Idea
Arkoun sees the Qur’an as being lived ritually through recitation, and this recitational life as one of its most enduring forms in religious consciousness. Meaning does not remain confined to rational understanding alone; it is recovered through sound, rhythm, memorization, and repetition. In this way, the text becomes a lived experience rather than merely an object of intellectual reading, which gives it a continuing presence in daily life.
Concise Formulation
The Qur’an: is lived ritually through recitation
Its Place in the Book’s Argument
This idea falls within Arkoun’s description of the relationship between the text and religious practice. He does not study the Qur’an as a purely abstract object of knowledge, but as an actual presence in collective and individual worship. In doing so, he shows that recitation is not marginal to the text, but one of the essential ways in which the text remains alive and operative in Islamic society.
Why It Matters
This idea reveals an important aspect of Arkoun’s understanding of the Qur’an as a text that lives in practice before it is explained in books. It helps us grasp that the authority of the text comes not from meaning alone, but from its ritual circulation.
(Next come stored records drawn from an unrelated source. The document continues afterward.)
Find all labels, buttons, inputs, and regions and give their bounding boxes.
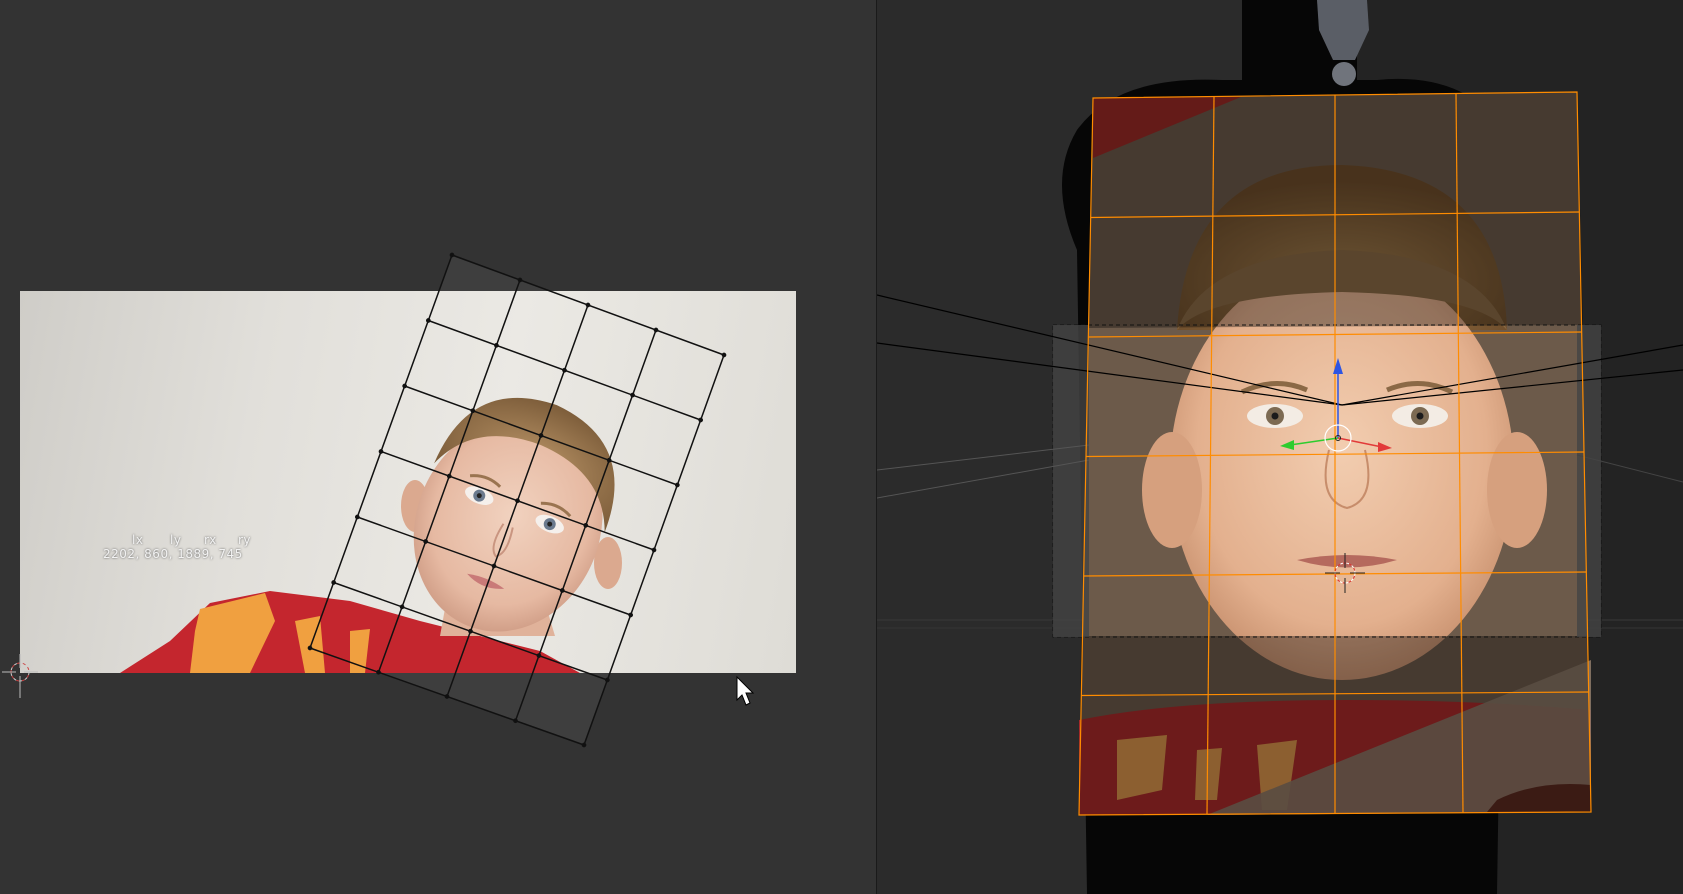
- uv-image-editor[interactable]: lx ly rx ry 2202, 860, 1889, 745: [0, 0, 876, 894]
- uv-vertex[interactable]: [468, 628, 473, 634]
- uv-vertex[interactable]: [513, 718, 518, 724]
- uv-vertex[interactable]: [562, 367, 567, 373]
- uv-mesh-grid[interactable]: [0, 0, 876, 894]
- uv-vertex[interactable]: [606, 457, 612, 463]
- uv-vertex[interactable]: [653, 327, 659, 333]
- uv-vertex[interactable]: [698, 417, 704, 423]
- uv-vertex[interactable]: [470, 408, 476, 414]
- uv-grid-lines: [307, 252, 727, 748]
- uv-vertex[interactable]: [446, 473, 452, 479]
- uv-vertex[interactable]: [378, 449, 384, 454]
- uv-vertex[interactable]: [354, 514, 360, 520]
- uv-vertex[interactable]: [628, 612, 634, 618]
- uv-vertex[interactable]: [581, 742, 587, 748]
- uv-vertex[interactable]: [583, 523, 589, 528]
- uv-vertex[interactable]: [674, 482, 680, 488]
- uv-vertex[interactable]: [559, 588, 565, 593]
- 3d-viewport[interactable]: [877, 0, 1683, 894]
- uv-vertex[interactable]: [494, 343, 499, 348]
- uv-vertex[interactable]: [399, 604, 405, 610]
- uv-vertex[interactable]: [307, 645, 313, 651]
- uv-vertex[interactable]: [331, 580, 337, 585]
- uv-vertex[interactable]: [376, 669, 381, 675]
- uv-vertex[interactable]: [449, 252, 455, 258]
- uv-vertex[interactable]: [402, 383, 408, 389]
- uv-vertex[interactable]: [536, 653, 542, 658]
- uv-vertex[interactable]: [630, 392, 635, 398]
- uv-vertex[interactable]: [444, 694, 450, 699]
- uv-vertex[interactable]: [538, 433, 544, 438]
- uv-vertex[interactable]: [425, 318, 431, 323]
- uv-vertex[interactable]: [604, 677, 610, 683]
- uv-vertex[interactable]: [651, 547, 657, 553]
- viewport-scene: [877, 0, 1683, 894]
- uv-vertex[interactable]: [517, 277, 523, 283]
- uv-vertex[interactable]: [491, 563, 497, 569]
- uv-vertex[interactable]: [721, 352, 727, 358]
- uv-vertex[interactable]: [423, 539, 429, 544]
- uv-vertex[interactable]: [585, 302, 591, 308]
- uv-vertex[interactable]: [515, 498, 520, 504]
For this reason, it is important for understanding how the Qur’an continues to shape religious sensibility and collective memory.
Brief Evidence
The ritual/recitational life centered on the recitation of the text And its most enduring form is the ritual/recitational life centered on the recitation of the text
Reading Questions
- Why does Arkoun consider recitation a lasting and influential religious form?
- How does ritual life change the way the Qur’an is present in society?
Documentation Level
High: the claim appears in a clear passage of the book’s material.